Friday, December 25, 2015

Concussion


CONCUSSION (Peter Landesman, 2015)

Pennsylvania’s Allegheny County Coroner’s Office seems like an unlikely place for a challenger to the National Football League to emerge, yet that’s where Dr. Bennet Omalu (Will Smith) makes an important discovery in CONCUSSION. The Nigerian immigrant and absurdly well-educated neuropathologist has no particular interest in or objection to the American sport until he performs an autopsy on former Pittsburgh Steelers great Mike Webster (David Morse). Omalu believes that repeated blows to the head are responsible for causing the early dementia Webster experienced. He publishes his findings on chronic traumatic encephalopathy, or CTE, and naϊvely believes the NFL will be grateful to learn about risks to their players’ health.

Fair or not, CONCUSSION does not compare favorably to SPOTLIGHT, another recent process film about exposing a systemic problem that leaders have hidden or ignored. CONCUSSION well-assembled but indistinct scenes of research in the first half show Omalu working at personal and financial cost to find out why professional football players are exhibiting such unusual psychological distress that result in premature deaths. He pursues the answer to a question not being asked and arrives at a conclusion that could threaten a hugely profitable corporation. When it sticks to the work Omalu does in the morgue and at his kitchen table, CONCUSSION grants a glimpse into the thankless efforts that go into producing such a study.

After Omalu and colleagues have published, CONCUSSION falls prey to the trap of needing to make the NFL into the proverbial moustache-twirling fat cat villains with pervasive menacing influence like one of James Bond’s SPECTRE foes. There are intimations that the league may have a hand in the FBI leveling trumped up charges at Omalu’s boss Dr. Cyril Wecht (Albert Brooks) to remove him from office and coming after the good doctor too. CONCUSSION also suggests the possibility of he and his girlfriend-turned wife Prema (Gugu Mbatha-Raw) being followed. Such finger-pointing and dramatic turns pull CONCUSSION into thriller territory that is at odds with the research and policy matters at hand.

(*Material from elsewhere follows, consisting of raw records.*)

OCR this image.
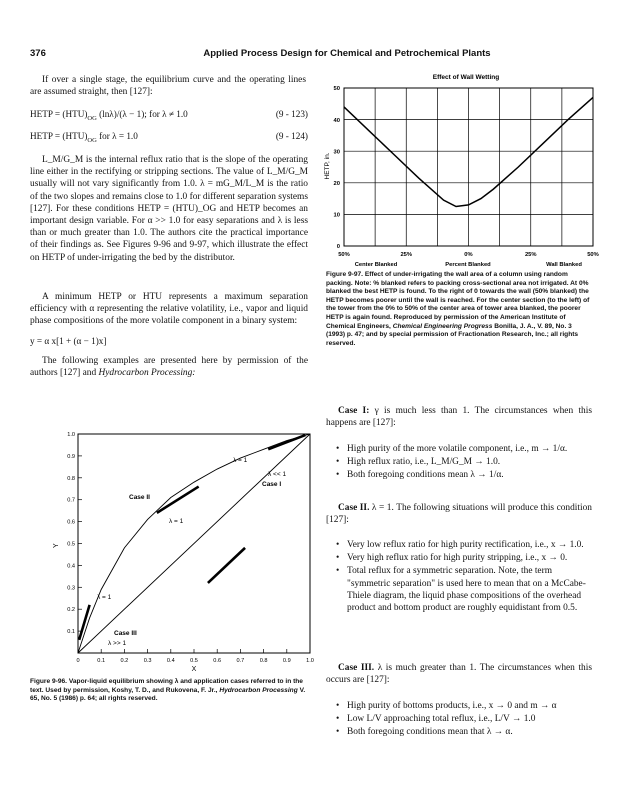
376	Applied Process Design for Chemical and Petrochemical Plants
If over a single stage, the equilibrium curve and the operating lines are assumed straight, then [127]:
HETP = $(HTU)_{OG}$ (lnλ)/(λ − 1); for λ ≠ 1.0	(9 - 123)
HETP = $(HTU)_{OG}$ for λ = 1.0	(9 - 124)
L_M/G_M is the internal reflux ratio that is the slope of the operating line either in the rectifying or stripping sections. The value of L_M/G_M usually will not vary significantly from 1.0. λ = mG_M/L_M is the ratio of the two slopes and remains close to 1.0 for different separation systems [127]. For these conditions HETP = (HTU)_OG and HETP becomes an important design variable. For α >> 1.0 for easy separations and λ is less than or much greater than 1.0. The authors cite the practical importance of their findings as. See Figures 9-96 and 9-97, which illustrate the effect on HETP of under-irrigating the bed by the distributor.
A minimum HETP or HTU represents a maximum separation efficiency with α representing the relative volatility, i.e., vapor and liquid phase compositions of the more volatile component in a binary system:
y = α x[1 + (α − 1)x]
The following examples are presented here by permission of the authors [127] and Hydrocarbon Processing:
0	0.1	0.2	0.3	0.4	0.5	0.6	0.7	0.8	0.9	1.0
0.1
0.2
0.3
0.4
0.5
0.6
0.7
0.8
0.9
1.0
λ = 1
λ << 1
Case I
Case II
λ = 1
λ = 1
Case III
λ >> 1
Y
X
Figure 9-96. Vapor-liquid equilibrium showing λ and application cases referred to in the text. Used by permission, Koshy, T. D., and Rukovena, F. Jr., Hydrocarbon Processing V. 65, No. 5 (1986) p. 64; all rights reserved.
Effect of Wall Wetting
0
10
20
30
40
50
50%	25%	0%	25%	50%
HETP, in.
Center Blanked	Percent Blanked	Wall Blanked
Figure 9-97. Effect of under-irrigating the wall area of a column using random packing. Note: % blanked refers to packing cross-sectional area not irrigated. At 0% blanked the best HETP is found. To the right of 0 towards the wall (50% blanked) the HETP becomes poorer until the wall is reached. For the center section (to the left) of the tower from the 0% to 50% of the center area of tower area blanked, the poorer HETP is again found. Reproduced by permission of the American Institute of Chemical Engineers, Chemical Engineering Progress Bonilla, J. A., V. 89, No. 3 (1993) p. 47; and by special permission of Fractionation Research, Inc.; all rights reserved.
Case I: γ is much less than 1. The circumstances when this happens are [127]:
• High purity of the more volatile component, i.e., m → 1/α.
• High reflux ratio, i.e., L_M/G_M → 1.0.
• Both foregoing conditions mean λ → 1/α.
Case II. λ = 1. The following situations will produce this condition [127]:
• Very low reflux ratio for high purity rectification, i.e., x → 1.0.
• Very high reflux ratio for high purity stripping, i.e., x → 0.
• Total reflux for a symmetric separation. Note, the term "symmetric separation" is used here to mean that on a McCabe-Thiele diagram, the liquid phase compositions of the overhead product and bottom product are roughly equidistant from 0.5.
Case III. λ is much greater than 1. The circumstances when this occurs are [127]:
• High purity of bottoms products, i.e., x → 0 and m → α
• Low L/V approaching total reflux, i.e., L/V → 1.0
• Both foregoing conditions mean that λ → α.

CONCUSSION succeeds in showing the toll football took on some gridiron heroes and their families, but ultimately the story belongs to Omalu. Smith portrays him as a gentle and generous man, but the film and performance struggle to develop him beyond being an honorable do-gooder. Omalu’s romance with Prema generates some nice moments, especially when he talks about being an outsider, yet these scenes stray from the film’s focus.